Olhei Jessye para me assegurar que ela estava falando sério. Nenhum sinal de brincadeira.
Soltei um longo suspiro.
- Ok, você venceu. - falei derrotada.
- Isso! Yes!! - Jessye fez gesto com uma mão enquanto segurava a direção com a outra.
- Mas não fique tão animada. Posso não me encantar com algum cara bombado da festa.
- Prometa que pelo menos vai tentar.
- Eu vou tentar...
- Estou louca para ver isso. - Jessye fez a dancinha da vitória.
Eu tinha lá minhas dúvidas em relação a isso. Eu já conhecia quase todos os caras, eu os via pelos corredores enquanto seguia para a aula. Nenhum deles chegou a chamar minha atenção, mas se fosse para Jessye parar de falar em Nick, eu toparia numa boa.
Quando chegamos ao condomínio, pela primeira vez, fomos barradas. Jessye baixou o vidro do carro para falar com o segurança.
Nomes, por favor. - o segurança com cara fechada falou.
- Jessye e Belinda... Amigas do Kadu.
- Desde quando ele faz seleção das pessoas na sua festa? - perguntei incrédula.
- Belinda, em dois meses você perdeu muitas festas. - Jessye falou enquanto aguardávamos o segurança correr o desdo na lista.
- Ok, estão leberadas.
- É claro que estamos. - Jessye piscou para o cara enquanto ele abria o portão.
Estacionamos em um local que fosse fácil fazer o cortorno depois. Saí do carro e fiquei aguardando Jessye trancar o carro. Dei uma arrumada rápida no vestido e depois seguimos para a entrada.
A primeira coisa que notei foi a escuridão do lugar. A sala estava com as luzes especiais, dessas de festa de boate. Já havia casais dando uns amassos nos sofás, cantos da sala e nas escadas. Nada de novidade.
Passamos quase despercebidas, com Jessye na frente abrindo espaço. Trocamos alguns olhares e sorrisos, nada muito íntimo.

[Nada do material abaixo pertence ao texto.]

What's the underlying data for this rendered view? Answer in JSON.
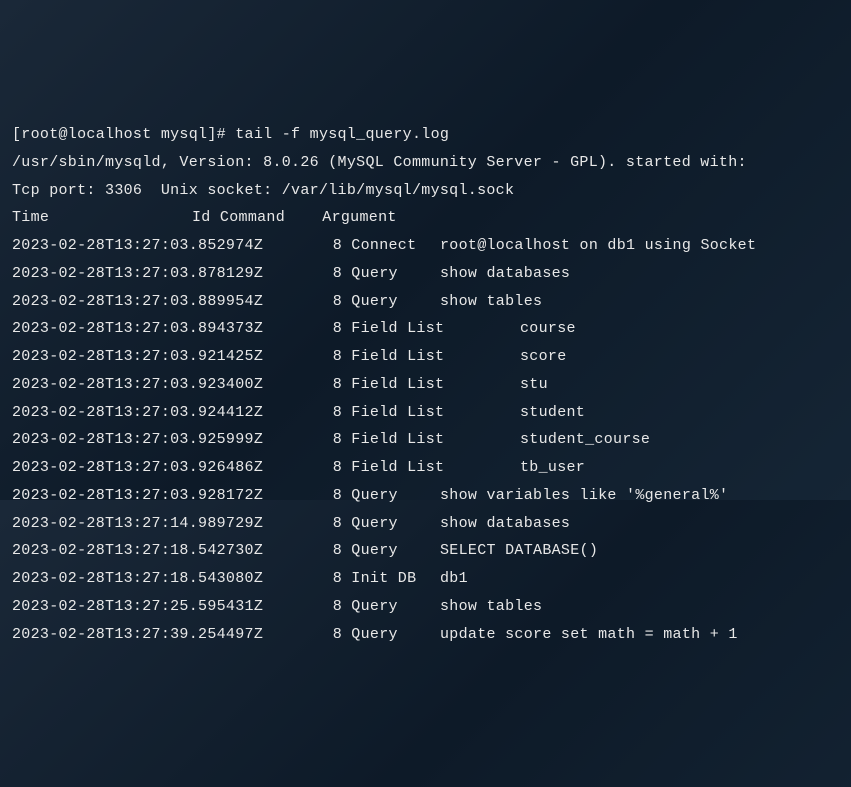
{
  "prompt_line": "[root@localhost mysql]# tail -f mysql_query.log",
  "startup_lines": [
    "/usr/sbin/mysqld, Version: 8.0.26 (MySQL Community Server - GPL). started with:",
    "Tcp port: 3306  Unix socket: /var/lib/mysql/mysql.sock"
  ],
  "header": {
    "time": "Time",
    "id": "Id",
    "command": "Command",
    "argument": "Argument"
  },
  "entries": [
    {
      "time": "2023-02-28T13:27:03.852974Z",
      "id": "8",
      "command": "Connect",
      "argument": "root@localhost on db1 using Socket"
    },
    {
      "time": "2023-02-28T13:27:03.878129Z",
      "id": "8",
      "command": "Query",
      "argument": "show databases"
    },
    {
      "time": "2023-02-28T13:27:03.889954Z",
      "id": "8",
      "command": "Query",
      "argument": "show tables"
    },
    {
      "time": "2023-02-28T13:27:03.894373Z",
      "id": "8",
      "command": "Field List",
      "argument": "course"
    },
    {
      "time": "2023-02-28T13:27:03.921425Z",
      "id": "8",
      "command": "Field List",
      "argument": "score"
    },
    {
      "time": "2023-02-28T13:27:03.923400Z",
      "id": "8",
      "command": "Field List",
      "argument": "stu"
    },
    {
      "time": "2023-02-28T13:27:03.924412Z",
      "id": "8",
      "command": "Field List",
      "argument": "student"
    },
    {
      "time": "2023-02-28T13:27:03.925999Z",
      "id": "8",
      "command": "Field List",
      "argument": "student_course"
    },
    {
      "time": "2023-02-28T13:27:03.926486Z",
      "id": "8",
      "command": "Field List",
      "argument": "tb_user"
    },
    {
      "time": "2023-02-28T13:27:03.928172Z",
      "id": "8",
      "command": "Query",
      "argument": "show variables like '%general%'"
    },
    {
      "time": "2023-02-28T13:27:14.989729Z",
      "id": "8",
      "command": "Query",
      "argument": "show databases"
    },
    {
      "time": "2023-02-28T13:27:18.542730Z",
      "id": "8",
      "command": "Query",
      "argument": "SELECT DATABASE()"
    },
    {
      "time": "2023-02-28T13:27:18.543080Z",
      "id": "8",
      "command": "Init DB",
      "argument": "db1"
    },
    {
      "time": "2023-02-28T13:27:25.595431Z",
      "id": "8",
      "command": "Query",
      "argument": "show tables"
    },
    {
      "time": "2023-02-28T13:27:39.254497Z",
      "id": "8",
      "command": "Query",
      "argument": "update score set math = math + 1"
    }
  ]
}
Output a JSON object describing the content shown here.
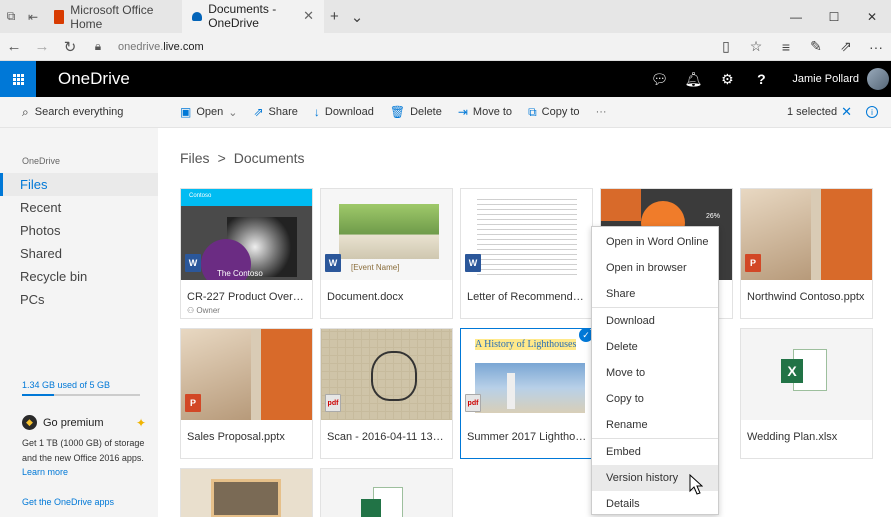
{
  "browser": {
    "tabs": [
      {
        "label": "Microsoft Office Home",
        "active": false
      },
      {
        "label": "Documents - OneDrive",
        "active": true
      }
    ],
    "url_prefix": "onedrive.",
    "url_domain": "live.com"
  },
  "header": {
    "app_name": "OneDrive",
    "user_name": "Jamie Pollard",
    "accent": "#0078d7"
  },
  "sidebar": {
    "search_placeholder": "Search everything",
    "section_label": "OneDrive",
    "items": [
      {
        "label": "Files",
        "selected": true
      },
      {
        "label": "Recent"
      },
      {
        "label": "Photos"
      },
      {
        "label": "Shared"
      },
      {
        "label": "Recycle bin"
      },
      {
        "label": "PCs"
      }
    ],
    "storage_text": "1.34 GB used of 5 GB",
    "storage_fraction": 0.27,
    "premium_title": "Go premium",
    "premium_desc": "Get 1 TB (1000 GB) of storage and the new Office 2016 apps.",
    "premium_link": "Learn more",
    "get_apps": "Get the OneDrive apps"
  },
  "commandbar": {
    "open": "Open",
    "share": "Share",
    "download": "Download",
    "delete": "Delete",
    "move_to": "Move to",
    "copy_to": "Copy to",
    "more": "···",
    "selected_text": "1 selected"
  },
  "breadcrumb": {
    "root": "Files",
    "sep": ">",
    "current": "Documents"
  },
  "files": [
    {
      "name": "CR-227 Product Overvi...",
      "owner": "Owner",
      "type": "word"
    },
    {
      "name": "Document.docx",
      "type": "word"
    },
    {
      "name": "Letter of Recommendat...",
      "type": "word"
    },
    {
      "name": "",
      "type": "ppt"
    },
    {
      "name": "Northwind Contoso.pptx",
      "type": "ppt"
    },
    {
      "name": "Sales Proposal.pptx",
      "type": "ppt"
    },
    {
      "name": "Scan - 2016-04-11 13_5...",
      "type": "pdf"
    },
    {
      "name": "Summer 2017 Lighthou...",
      "type": "pdf",
      "selected": true
    },
    {
      "name": "",
      "type": "excel"
    },
    {
      "name": "Wedding Plan.xlsx",
      "type": "excel"
    }
  ],
  "thumb_text": {
    "contoso": "Contoso",
    "the_contoso": "The Contoso",
    "event_name": "[Event Name]",
    "lighthouses": "A History of Lighthouses",
    "pct": "26%"
  },
  "context_menu": [
    "Open in Word Online",
    "Open in browser",
    "Share",
    "Download",
    "Delete",
    "Move to",
    "Copy to",
    "Rename",
    "Embed",
    "Version history",
    "Details"
  ]
}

- Vamos procurar o bar. Deve estar lá fora. - Jessye falou alto por causa da música alta.
- Você não disse que não iria beber?
- Eu não vou beber álcool, mas preciso molhar a garganta.
Jessye agarrou minha mão e seguimos pelo longo corredor, atravessando a cozinha, onde estavam caixas e caixas de cervejas.
Do lado de fora, o som estava suportável, dava até para ter uma conversa normal. O bar parecia o melhor lugar da casa, pessoas estavam amontoadas tentando pegar uma bebiba.
- Preciso ir no banheiro rapidinho, vai pedindo nossas bebidas que eu já volto. - Jessye começou a se afastar.
- O que você quer beber? - perguntei com ela já estando longe.
- Qualquer coisa sem álcool. Eu não demoro.
Jessye sumiu entre as pessoas e só me restou enfrentar o tumulto do bar. Eu morreria de sede antes de ser atendida.
- Sei como conseguir o que quer mais rápido... Basta me pedir morena.
Eu reconheci a voz assim que proferiu a primeira frase. Virei-me para ver a cara de surpresa do Kadu.
- Belinda?
- Olá Kadu.
- Uau... Você...
Kadu me olhou dos pés à cabeça, parando na minha boca. Acho que deixei ele sem palavras.
A noite não seria tão desastrosa como eu imaginava.